Sununu’s budget proposal includes demolition of Stickney Avenue DOT garages

  • The Department of Transportation building on Stickney Avenue in Concord has been funded for demolition. GEOFF FORESTER / Monitor staff

  • The stateDepartment of Transportation buildings seen from Storrs Street have long been an eyesore in downtown Concord. GEOFF FORESTER Monitor staff

Monitor staff
Published: 2/23/2019 10:31:18 PM

The warehouses on Stickney Avenue that have long been an eyesore and a barrier to Concord’s development plans may not be around much longer.

Gov. Chris Sununu plans to include the Department of Transportation’s $620,000 request to tear down the buildings in his budget, according to spokesman Benjamin Vihstadt. The request will be included in a future bill.

It’s welcome news for the city, which has lobbied for the state to tear down the buildings ahead of the Interstate 93 widening project.

Both Stickney Avenue and Storrs Street serve as visual gateways to the city from I-93, particularly from Exit 14, said city manager Tom Aspell.

“It could be 10 years away,” Aspell said of the widening project. “The question has been, do we want those buildings to be sitting out there looking like that, representing the state and the city, or do we want to take steps to do something right now?”

The city’s most recent push included a letter to the DOT urging them to clear the riverside brush and demolish the buildings while the I-93 project was in limbo, according to a Nov. 13, 2018, letter.

Days later, Aspell said the governor approached Mayor Jim Bouley and requested a meeting.

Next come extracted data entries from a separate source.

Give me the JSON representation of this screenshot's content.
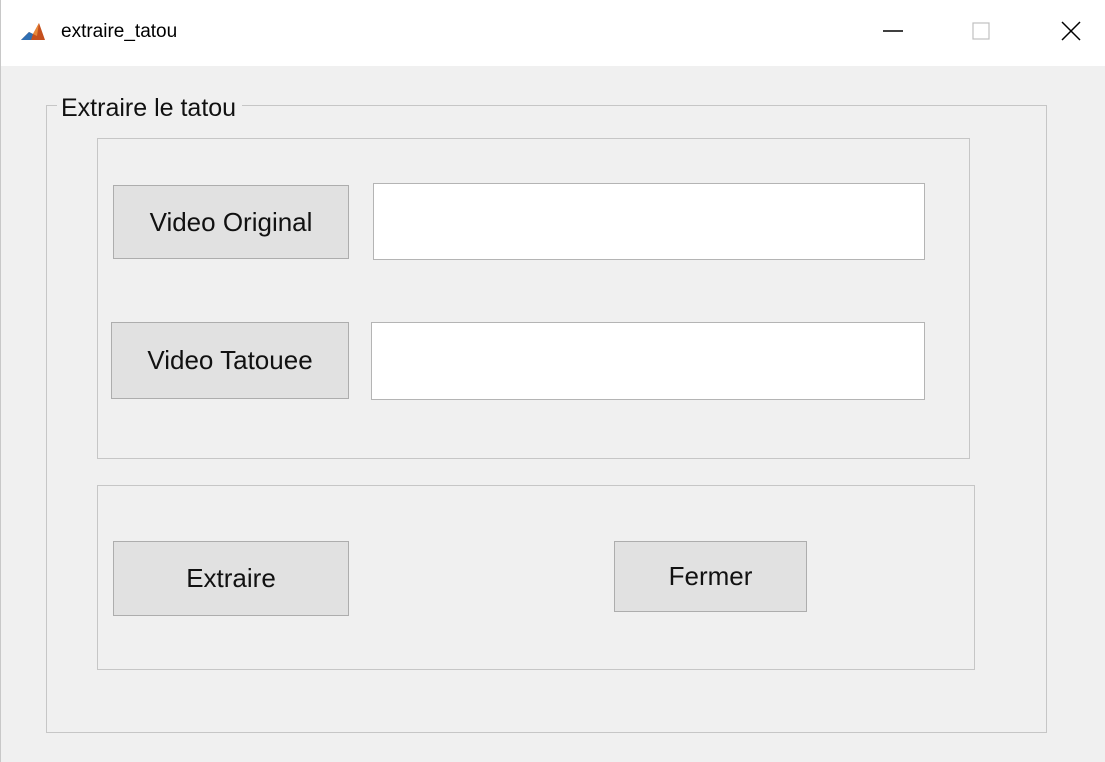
{
  "window": {
    "title": "extraire_tatou",
    "icon": "matlab-icon",
    "controls": {
      "minimize_icon": "minimize-icon",
      "maximize_icon": "maximize-icon",
      "close_icon": "close-icon"
    }
  },
  "group": {
    "title": "Extraire le tatou"
  },
  "inputs_panel": {
    "original_button_label": "Video Original",
    "original_field_value": "",
    "tattooed_button_label": "Video Tatouee",
    "tattooed_field_value": ""
  },
  "actions_panel": {
    "extract_label": "Extraire",
    "close_label": "Fermer"
  },
  "colors": {
    "background": "#f0f0f0",
    "titlebar": "#ffffff",
    "button_face": "#e1e1e1",
    "field": "#ffffff"
  }
}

The three men met on Nov. 27 to discuss the issue further.

“From what I could tell, it was something the governor noticed as well, especially when coming off Exit 14,” Aspell said of the meeting.

The city’s insistence seems to have paid off.

“Public pressure to raze dilapidated State owned buildings on real estate acquired through projects continues to increase,” notes a DOT efficiency budget presentation from November. “Without funding to remove some of these structures, they continue as a liability to the State. It has also been requested that the Department pursue the demolition and disposal of the Stickney Avenue facility.”

“Given its prime gateway location, this parcel may be ripe for redevelopment,” the department’s budget request notes.

It’s unclear when the structures, which are decades old, will come down. But when they do, the city has tentative designs on buying the land, so they can decide what to do with it.

Aspell said it’s far too early to say what that will look like, although he mentioned the site may be prime for a multimodal transportation stop or commercial development.

But years of DOT vehicles coming in and out of the warehouses will probably necessitate some site cleanup. It’s better to develop a master plan first, Aspell said, and then start thinking about price points.

“The kind of clean up we do is going to be driven by the usage,” he said.

It wouldn’t be the first time Concord has rehabbed land in that area. Aspell said the land used by the Holiday Inn and the Friendly Kitchen were both purchased and fixed up by the city in years past.

Putting aside how the I-93 project factors into the city’s future (which the city doesn’t seem to be too fond of; Aspell’s November letter challenges the state to “think more creatively” on the project to better align with the city’s goals), development on Stickney Avenue could mean big things for how you get around Concord.

The city’s master plan for its Opportunity Performance Corridor envisioned realigning Storrs Street and Stickney Avenue, creating two new parallel development spines.

Storrs Street would extend under the Loudon Road bridge and travel northward until connecting to Commercial Street and the new connector road to Fort Eddy Road.

Stickney Avenue would be extended as well, connecting Commercial Street in the north to Loudon Road in the south, according to the master plan. That extension would also create a second road on the west side of I-93, providing an alternative to North Main Street for traffic exiting I-93 southbound and I-393 westbound and traveling southbound to Loudon Road.

If the project is approved, those warehouses will be the last of several state-owned structures in that area, some of which were nearly 100 years old.

Land for the state highway garage on Stickney Avenue was acquired in 1925 from Caroline Foster, widow of Pennsylvania coal broker, Mount Washington Hotel builder and Concord Rail director, Concord man Joseph Stickney.

The original building, consisting of a garage and a testing lab, were constructed in 1926 for about $83,000, according to DOT historical documents. More buildings were added in the 1940s, allowing DOT to centralize all related supplies and equipment. Various other storage units have cropped up, too, and still remain.

A few years ago, the state demolished three buildings on the site to add 238 parking spaces to the transportation center.

The remaining brick buildings date to 1948, according to DOT documents.